This neat Windows registry trick boosts NVMe SSD performance up to 80% but it’s only officially available for enterprise users

Users have discovered a registry tweak that can improve NVMe SSD performance on Windows 11, namely those all-important random 4k speeds.
Windows treats most drives as SCSI (Small Computer System Interface), which has been used for decades now and largely intended for hard drives. As such, NVMe drives that offer higher parallel performance than a hard drive are somewhat limited by the SCSI conversion: taking NVMe commands from an NVMe SSD and changing them to SCSI for the benefit of the OS, which introduces processing overhead and latency.
“With Native NVMe in Windows Server 2025, the storage stack is purpose-built for modern hardware—eliminating translation layers and legacy constraints.”

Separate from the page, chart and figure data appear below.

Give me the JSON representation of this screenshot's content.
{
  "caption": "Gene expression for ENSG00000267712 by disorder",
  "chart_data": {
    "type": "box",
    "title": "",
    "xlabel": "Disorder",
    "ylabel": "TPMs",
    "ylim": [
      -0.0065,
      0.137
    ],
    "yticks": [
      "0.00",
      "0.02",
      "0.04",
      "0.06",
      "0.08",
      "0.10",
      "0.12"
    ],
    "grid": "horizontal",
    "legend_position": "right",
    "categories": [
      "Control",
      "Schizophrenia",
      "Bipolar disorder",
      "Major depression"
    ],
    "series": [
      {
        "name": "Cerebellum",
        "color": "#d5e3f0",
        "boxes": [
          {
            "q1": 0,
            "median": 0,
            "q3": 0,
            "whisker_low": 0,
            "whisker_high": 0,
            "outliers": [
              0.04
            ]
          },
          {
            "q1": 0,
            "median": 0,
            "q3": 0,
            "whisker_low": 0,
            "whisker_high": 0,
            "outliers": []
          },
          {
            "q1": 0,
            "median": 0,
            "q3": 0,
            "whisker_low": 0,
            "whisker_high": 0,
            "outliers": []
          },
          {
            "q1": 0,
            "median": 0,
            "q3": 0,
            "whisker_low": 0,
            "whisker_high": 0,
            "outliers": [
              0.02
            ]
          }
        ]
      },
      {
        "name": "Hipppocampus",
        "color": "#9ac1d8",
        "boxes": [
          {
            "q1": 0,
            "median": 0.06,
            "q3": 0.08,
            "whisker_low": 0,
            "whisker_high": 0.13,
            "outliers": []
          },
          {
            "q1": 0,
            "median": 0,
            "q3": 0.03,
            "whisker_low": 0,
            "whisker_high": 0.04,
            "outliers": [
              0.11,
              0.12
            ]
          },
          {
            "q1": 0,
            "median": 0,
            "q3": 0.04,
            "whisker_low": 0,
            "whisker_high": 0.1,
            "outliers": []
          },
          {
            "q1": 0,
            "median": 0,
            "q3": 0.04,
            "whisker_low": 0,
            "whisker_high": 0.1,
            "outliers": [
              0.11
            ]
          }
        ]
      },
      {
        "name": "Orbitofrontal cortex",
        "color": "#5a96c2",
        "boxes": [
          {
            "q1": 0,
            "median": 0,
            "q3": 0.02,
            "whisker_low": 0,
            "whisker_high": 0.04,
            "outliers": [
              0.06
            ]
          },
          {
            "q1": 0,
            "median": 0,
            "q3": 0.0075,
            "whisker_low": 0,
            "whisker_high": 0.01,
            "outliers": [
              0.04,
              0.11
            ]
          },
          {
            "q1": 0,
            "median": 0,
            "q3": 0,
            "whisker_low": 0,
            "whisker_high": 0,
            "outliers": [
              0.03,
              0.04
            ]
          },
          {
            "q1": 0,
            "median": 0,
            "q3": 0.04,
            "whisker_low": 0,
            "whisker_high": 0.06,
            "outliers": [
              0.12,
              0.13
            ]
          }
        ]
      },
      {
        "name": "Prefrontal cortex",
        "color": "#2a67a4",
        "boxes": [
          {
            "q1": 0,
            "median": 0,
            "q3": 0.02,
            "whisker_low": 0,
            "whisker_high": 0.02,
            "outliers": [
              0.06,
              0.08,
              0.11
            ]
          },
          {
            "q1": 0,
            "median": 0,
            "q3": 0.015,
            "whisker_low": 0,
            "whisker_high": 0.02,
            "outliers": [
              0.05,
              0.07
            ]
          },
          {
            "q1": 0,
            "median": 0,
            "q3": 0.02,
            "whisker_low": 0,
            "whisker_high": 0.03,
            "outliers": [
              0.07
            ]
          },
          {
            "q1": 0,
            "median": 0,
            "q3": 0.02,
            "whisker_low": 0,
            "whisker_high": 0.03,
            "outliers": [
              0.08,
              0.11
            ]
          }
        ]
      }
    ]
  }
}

Native NVMe support is an opt-in model, so enterprise users need to enable it via the registry. What some users have found out, however, is that it’s possible to apply the same tweaks to Windows 11 and see similar improvements to those touted by Microsoft for enterprise users.
This is made possible through registry tweaks, which can only be carried out at your own risk. You can brick your PC, seriously.

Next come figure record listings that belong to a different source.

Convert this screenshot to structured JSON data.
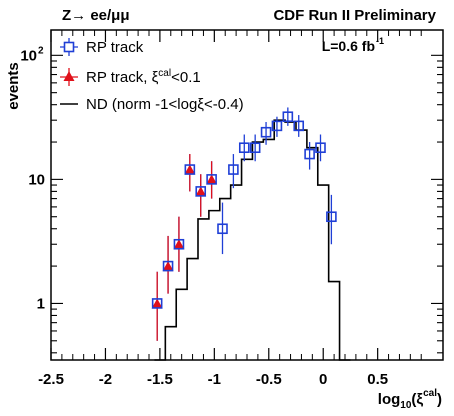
{
  "header": {
    "process_label": "Z→ ee/μμ",
    "experiment_label": "CDF Run II Preliminary",
    "lumi_label": "L=0.6 fb",
    "lumi_exp": "-1"
  },
  "chart_data": {
    "type": "scatter",
    "ylabel": "events",
    "xlabel_main": "log",
    "xlabel_sub": "10",
    "xlabel_paren": "(ξ",
    "xlabel_sup": "cal",
    "xlabel_close": ")",
    "xlim": [
      -2.5,
      1.1
    ],
    "ylim": [
      0.35,
      160
    ],
    "yscale": "log",
    "x_ticks": [
      -2.5,
      -2,
      -1.5,
      -1,
      -0.5,
      0,
      0.5
    ],
    "x_tick_labels": [
      "-2.5",
      "-2",
      "-1.5",
      "-1",
      "-0.5",
      "0",
      "0.5"
    ],
    "y_ticks": [
      1,
      10
    ],
    "y_tick_labels": [
      "1",
      "10"
    ],
    "y_tick_label_top": "10",
    "y_tick_label_top_exp": "2",
    "legend": {
      "placement": "top-left",
      "entries": [
        {
          "label": "RP track",
          "marker": "open-square",
          "color": "#1f3fd6"
        },
        {
          "label": "RP track, ξ",
          "sup": "cal",
          "tail": "<0.1",
          "marker": "triangle",
          "color": "#e0101a"
        },
        {
          "label": "ND (norm -1<logξ<-0.4)",
          "marker": "line",
          "color": "#000000"
        }
      ]
    },
    "series": [
      {
        "name": "RP track",
        "marker": "open-square",
        "color": "#1f3fd6",
        "points": [
          {
            "x": -1.525,
            "y": 1.0,
            "lo": 0.5,
            "hi": 1.8
          },
          {
            "x": -1.425,
            "y": 2.0,
            "lo": 1.2,
            "hi": 3.5
          },
          {
            "x": -1.325,
            "y": 3.0,
            "lo": 1.8,
            "hi": 5.0
          },
          {
            "x": -1.225,
            "y": 12.0,
            "lo": 8.0,
            "hi": 16.0
          },
          {
            "x": -1.125,
            "y": 8.0,
            "lo": 5.0,
            "hi": 11.0
          },
          {
            "x": -1.025,
            "y": 10.0,
            "lo": 7.0,
            "hi": 14.0
          },
          {
            "x": -0.925,
            "y": 4.0,
            "lo": 2.5,
            "hi": 6.5
          },
          {
            "x": -0.825,
            "y": 12.0,
            "lo": 8.5,
            "hi": 16.0
          },
          {
            "x": -0.725,
            "y": 18.0,
            "lo": 14.0,
            "hi": 23.0
          },
          {
            "x": -0.625,
            "y": 18.0,
            "lo": 14.0,
            "hi": 23.0
          },
          {
            "x": -0.525,
            "y": 24.0,
            "lo": 19.0,
            "hi": 29.0
          },
          {
            "x": -0.425,
            "y": 27.0,
            "lo": 22.0,
            "hi": 32.0
          },
          {
            "x": -0.325,
            "y": 32.0,
            "lo": 27.0,
            "hi": 38.0
          },
          {
            "x": -0.225,
            "y": 27.0,
            "lo": 22.0,
            "hi": 33.0
          },
          {
            "x": -0.125,
            "y": 16.0,
            "lo": 12.0,
            "hi": 20.0
          },
          {
            "x": -0.025,
            "y": 18.0,
            "lo": 14.0,
            "hi": 23.0
          },
          {
            "x": 0.075,
            "y": 5.0,
            "lo": 3.0,
            "hi": 7.5
          }
        ]
      },
      {
        "name": "RP track, ξcal<0.1",
        "marker": "triangle",
        "color": "#e0101a",
        "points": [
          {
            "x": -1.525,
            "y": 1.0,
            "lo": 0.5,
            "hi": 1.8
          },
          {
            "x": -1.425,
            "y": 2.0,
            "lo": 1.2,
            "hi": 3.5
          },
          {
            "x": -1.325,
            "y": 3.0,
            "lo": 1.8,
            "hi": 5.0
          },
          {
            "x": -1.225,
            "y": 12.0,
            "lo": 8.0,
            "hi": 16.0
          },
          {
            "x": -1.125,
            "y": 8.0,
            "lo": 5.0,
            "hi": 11.0
          },
          {
            "x": -1.025,
            "y": 10.0,
            "lo": 7.0,
            "hi": 14.0
          }
        ]
      },
      {
        "name": "ND (norm -1<logξ<-0.4)",
        "marker": "step-line",
        "color": "#000000",
        "bins": [
          {
            "x0": -1.55,
            "x1": -1.45,
            "y": 0.35
          },
          {
            "x0": -1.45,
            "x1": -1.35,
            "y": 0.65
          },
          {
            "x0": -1.35,
            "x1": -1.25,
            "y": 1.3
          },
          {
            "x0": -1.25,
            "x1": -1.15,
            "y": 2.3
          },
          {
            "x0": -1.15,
            "x1": -1.05,
            "y": 4.8
          },
          {
            "x0": -1.05,
            "x1": -0.95,
            "y": 5.6
          },
          {
            "x0": -0.95,
            "x1": -0.85,
            "y": 7.0
          },
          {
            "x0": -0.85,
            "x1": -0.75,
            "y": 9.0
          },
          {
            "x0": -0.75,
            "x1": -0.65,
            "y": 14.5
          },
          {
            "x0": -0.65,
            "x1": -0.55,
            "y": 20.0
          },
          {
            "x0": -0.55,
            "x1": -0.45,
            "y": 21.0
          },
          {
            "x0": -0.45,
            "x1": -0.35,
            "y": 30.0
          },
          {
            "x0": -0.35,
            "x1": -0.25,
            "y": 29.0
          },
          {
            "x0": -0.25,
            "x1": -0.15,
            "y": 25.0
          },
          {
            "x0": -0.15,
            "x1": -0.05,
            "y": 18.0
          },
          {
            "x0": -0.05,
            "x1": 0.05,
            "y": 9.0
          },
          {
            "x0": 0.05,
            "x1": 0.15,
            "y": 1.5
          },
          {
            "x0": 0.15,
            "x1": 0.25,
            "y": 0.35
          }
        ]
      }
    ]
  }
}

As noted by Heise, the new driver is included with recent updates to Windows Server 2025 and Windows 11. There are three registry values that need to be set in order to get it operational, which, again, I really wouldn’t recommend doing on your own machine right now.
- reg add HKEY_LOCAL_MACHINE\SYSTEM\CurrentControlSet\Policies\Microsoft\FeatureManagement\Overrides /v 735209102 /t REG_DWORD /d 1 /f
- reg add HKEY_LOCAL_MACHINE\SYSTEM\CurrentControlSet\Policies\Microsoft\FeatureManagement\Overrides /v 1853569164 /t REG_DWORD /d 1 /f
- reg add HKEY_LOCAL_MACHINE\SYSTEM\CurrentControlSet\Policies\Microsoft\FeatureManagement\Overrides /v 156965516 /t REG_DWORD /d 1 /f
As noted in the above story, once enabled, an NVMe drive will show up under ‘Storage Media’ rather than ‘Drives’ in Device Manager. It also may cause some third-party software to incorrectly log the drive twice, not see it at all as some users report with Samsung Magician, or with some strange partition duplication, as noted by Tom’s Hardware.
Though early results are very promising. User Jonathanwashere1 found a large increase in random 4K read and write performance as a result of the tweak; 45% and 49% respectively. This metric matters most for OS and gaming and is the metric where we’ve seen only smaller improvement in speeds with new products over the past few years.
Heise reports access times were reduced in synthetic benchmarks from the tweak. Users on the Guru3D forums also suggest decent improvements to random 4K performance, as did Reddit users testing handheld performance.
Microsoft also notes that enterprise users can see up to 80% higher IOPS (the best metric for random perf) and a reduction of around 45% for CPU cycles—essentially freeing up the CPU by removing the unnecessary translation layer. Users in the comments of Microsoft’s post suggest mixed results but general improvements.
Altogether, a promising sign of things to come. should the update roll out to more systems. In order to do that, Microsoft will have to ensure it doesn’t break multitude of system configurations. How likely this is to rollout to the wider masses then, depends on how viable that is. Though it does sound like something that should be done. The current implementation is, as this shows, a needless bottleneck for performance.
As for any effect on game load times, our pick for the best PCIe 5.0 SSD, the WD Black SN8100, offers the highest random 4K speeds around and loads FFXIV around one second faster than other comparable drives. I suspect we’ll see some drives make larger gains with native NVMe support than others. Lower CPU overheads could make more of a tangible difference to performance on some PCs as a result.
As many users are keen to point out across the board, Linux has native NVMe support and has done for a very long time. So, if you’re willing to give it a go, this is all the more reason to try out Linux this coming year.